The finding is from the phase 3 EMBARK trial (ClinicalTrials.gov: NCT02319837), which enrolled 1068 patients who had high-risk BCR after definitive therapy for prostate cancer. The investigators defined high-risk BCR as a PSA doubling time of 9 months or less, a PSA level of 1 ng/mL or higher if they had a radical prostatectomy, with or without radiation therapy, as primary treatment for prostate cancer, or a PSA level of 2ng/mL or more above nadir for patients who had only radiation therapy as primary treatment.

The investigators, led by Neal D. Shore, MD, Director, CPI, of Carolina Urologic Research Center and practitioner at Atlantic Urology Clinics in Myrtle Beach, South Carolina, randomly assigned 355 patients to received enzalutamide (160mg/day) plus leuprolide, 358 to placebo plus leuprolide, and 355 to enzalutamide monotherapy. The median follow-up duration was 60.7 months.

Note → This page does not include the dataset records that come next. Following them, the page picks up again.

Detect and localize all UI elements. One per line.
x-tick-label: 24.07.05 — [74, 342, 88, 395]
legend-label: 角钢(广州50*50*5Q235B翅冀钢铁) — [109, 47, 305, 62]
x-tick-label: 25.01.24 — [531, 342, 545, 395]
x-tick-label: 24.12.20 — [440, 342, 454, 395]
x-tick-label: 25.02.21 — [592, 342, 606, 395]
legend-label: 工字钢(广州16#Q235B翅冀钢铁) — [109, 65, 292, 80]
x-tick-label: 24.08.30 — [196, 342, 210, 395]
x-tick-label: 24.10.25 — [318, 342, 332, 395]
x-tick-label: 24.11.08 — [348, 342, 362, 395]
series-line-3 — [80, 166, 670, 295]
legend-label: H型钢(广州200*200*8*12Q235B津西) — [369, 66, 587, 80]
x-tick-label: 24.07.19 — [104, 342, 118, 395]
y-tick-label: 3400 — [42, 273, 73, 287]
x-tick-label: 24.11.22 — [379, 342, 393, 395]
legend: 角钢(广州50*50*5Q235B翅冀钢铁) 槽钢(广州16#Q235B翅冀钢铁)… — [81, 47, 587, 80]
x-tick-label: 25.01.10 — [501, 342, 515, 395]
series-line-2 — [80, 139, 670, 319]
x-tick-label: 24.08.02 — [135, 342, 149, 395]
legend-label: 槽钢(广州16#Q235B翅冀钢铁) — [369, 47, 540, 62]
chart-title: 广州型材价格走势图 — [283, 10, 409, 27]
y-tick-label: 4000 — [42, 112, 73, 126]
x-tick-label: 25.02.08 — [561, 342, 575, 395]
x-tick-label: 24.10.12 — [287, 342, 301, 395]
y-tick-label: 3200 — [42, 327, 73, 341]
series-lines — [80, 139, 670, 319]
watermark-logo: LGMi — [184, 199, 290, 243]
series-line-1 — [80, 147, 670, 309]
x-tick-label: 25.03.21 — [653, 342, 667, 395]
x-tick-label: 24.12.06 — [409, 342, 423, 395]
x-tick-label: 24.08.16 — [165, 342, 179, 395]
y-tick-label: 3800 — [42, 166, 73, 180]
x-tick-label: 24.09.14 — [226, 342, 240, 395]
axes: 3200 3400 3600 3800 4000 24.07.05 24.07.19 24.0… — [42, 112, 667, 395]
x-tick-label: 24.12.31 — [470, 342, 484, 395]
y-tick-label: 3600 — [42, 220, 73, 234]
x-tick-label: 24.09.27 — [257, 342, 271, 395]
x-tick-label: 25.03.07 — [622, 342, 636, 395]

Compared with placebo recipients, the combination arm and enzalutamide monotherapy arm had a significant 58% and 37% lower risk for metastasis, respectively, as well as a significant 93% and 67% lower risk for PSA progression, respectively, Dr Shore reported.

In addition, the combination arm and enzalutamide monotherapy arm had a 64% and 46% decreased risk, respectively, of requiring new antineoplastic therapy.

The most common adverse events were fatigue and hot flashes. The investigators reported observing no new safety signals.

Disclosure: This research was supported by Pfizer Inc. and Astellas Pharma Inc. Please see the original reference for a full list of disclosures.